6 December 2018 (Beirut) – The International Air Transport Association (IATA) and the Directorate General of Civil Aviation of Lebanon (DGCA Lebanon) signed a Memorandum of Understanding (MoU) to work together to enhance aviation safety in Lebanon and move towards achieving a single set of internationally-recognized audit standards across the Middle East.
Under the terms of the MoU DGCA will recognize IOSA (IATA Operational Safety Audit) and ISAGO (IATA Safety Audit for Ground Operations) as an acceptable means of compliance with DGCA regulations to complement their safety oversight function. DGCA is the third regulator in the Middle East, after the Bahrain Civil Aviation Authority and Egypt Civil Aviation Authority to recognize IOSA while Bahrain and Lebanon recognize both IOSA and ISAGO.
“The DGCA Lebanon is committed to improving aviation safety. Recognizing IOSA and ISAGO as an acceptable means of compliance is an important step toward achieving a single international set of audit standards across the region that will make flying safer,” said Mr. Mohamad Chehabeddine, Director General of Civil Aviation DGCA.
“This MoU is a major step forward in harmonizing audit standards, paving the way towards the achievement of a common regional aviation institutional framework,” added Dr. Omar Kaddouha, Director Flight Safety.

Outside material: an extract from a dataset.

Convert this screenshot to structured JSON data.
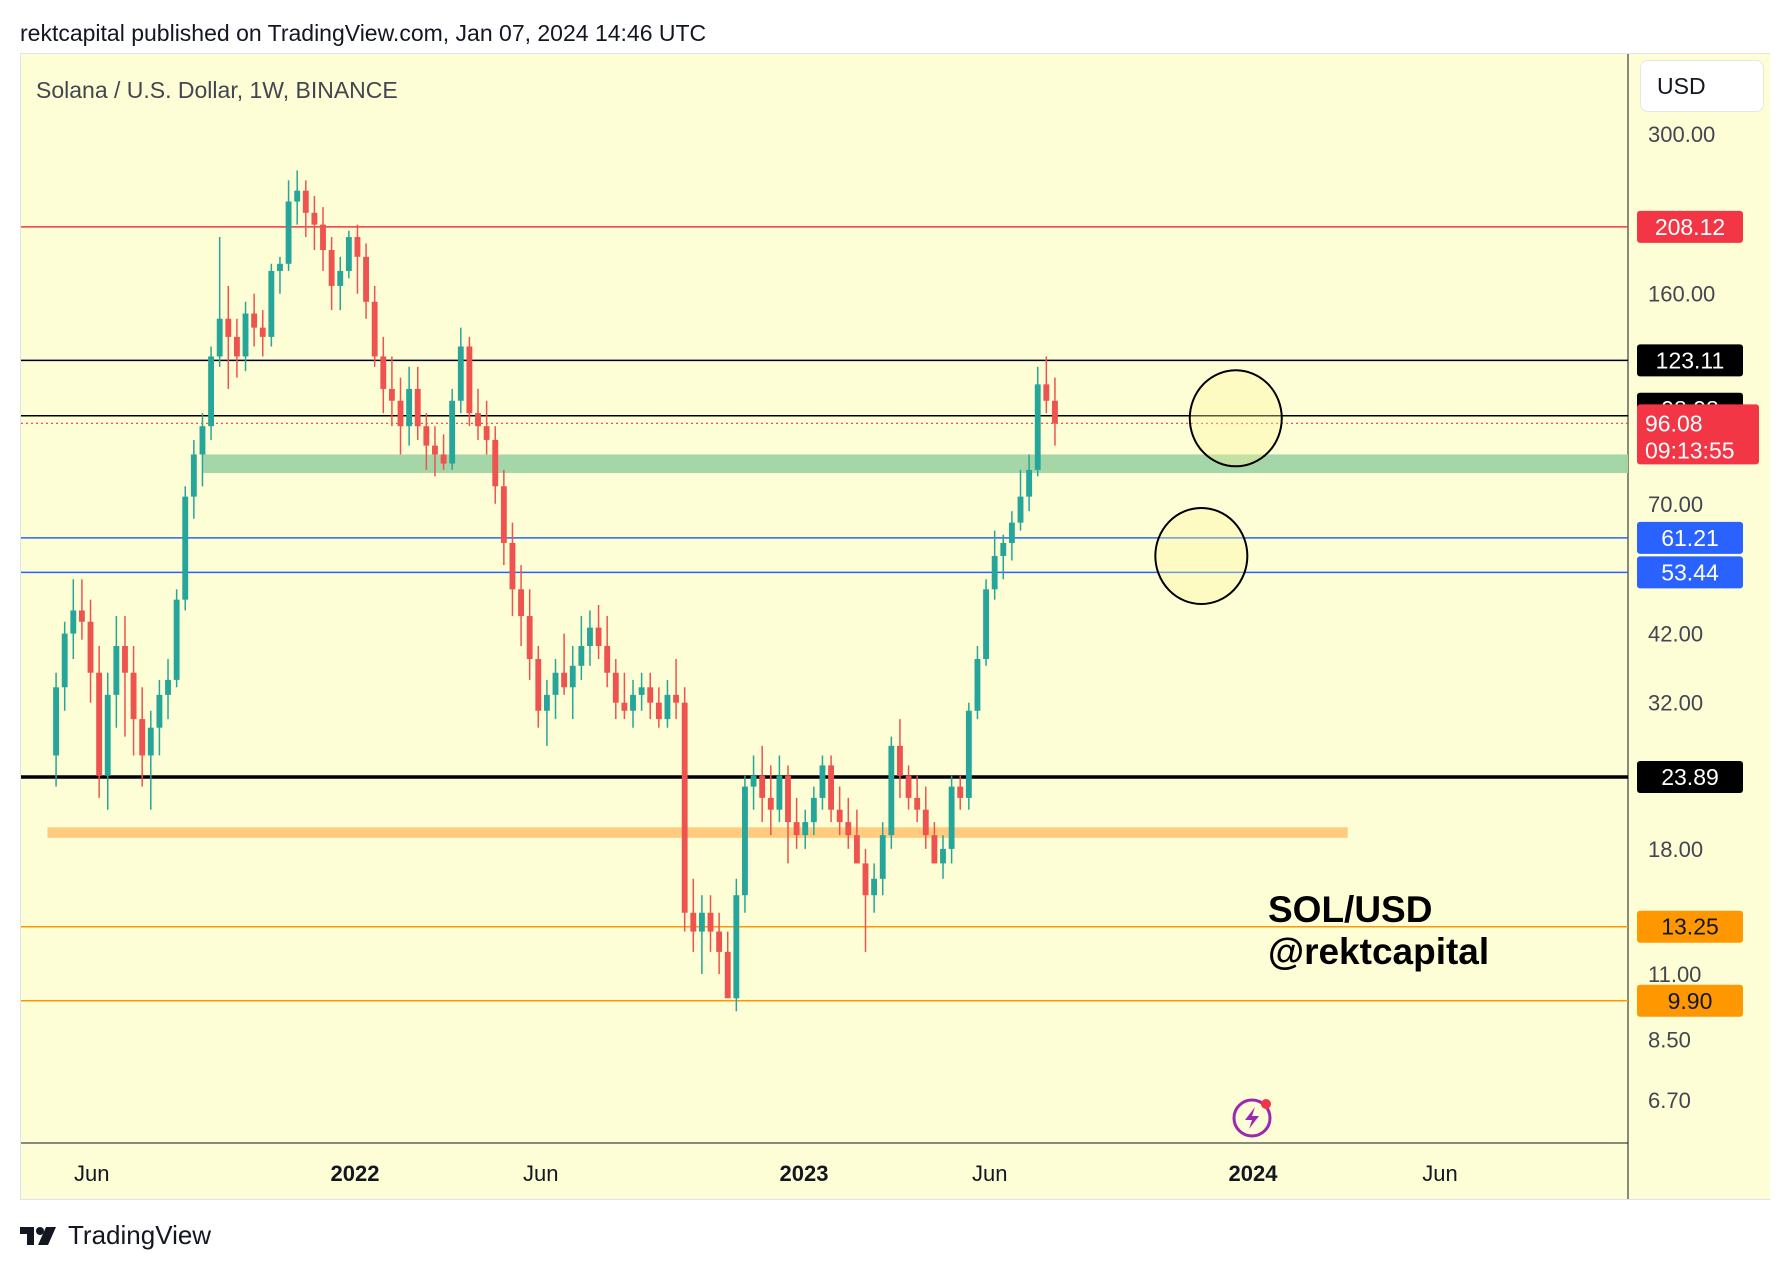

IOSA is the global benchmark for airline operational safety management. In 2017 the all accident rate for airlines on the IOSA registry was nearly four times better than that of non-IOSA airlines (0.56 vs. 2.17 accidents per million flights). This trend carries through to the Middle East/North Africa region, where airlines on the IOSA registry experienced zero accidents in 2017, compared to a rate of 2.26 accidents per million flights for airlines not on the IOSA registry. ISAGO is the global benchmark for ground handling operating standards.
“Safety is the industry’s top priority. Global standards are the key. We congratulate the DGCA Lebanon for their leadership in helping promote a single set of global safety standards and hope that other regulators in the Middle East take similar actions,” said Muhammad Albakri, IATA’s Regional Vice President for Africa and Middle East.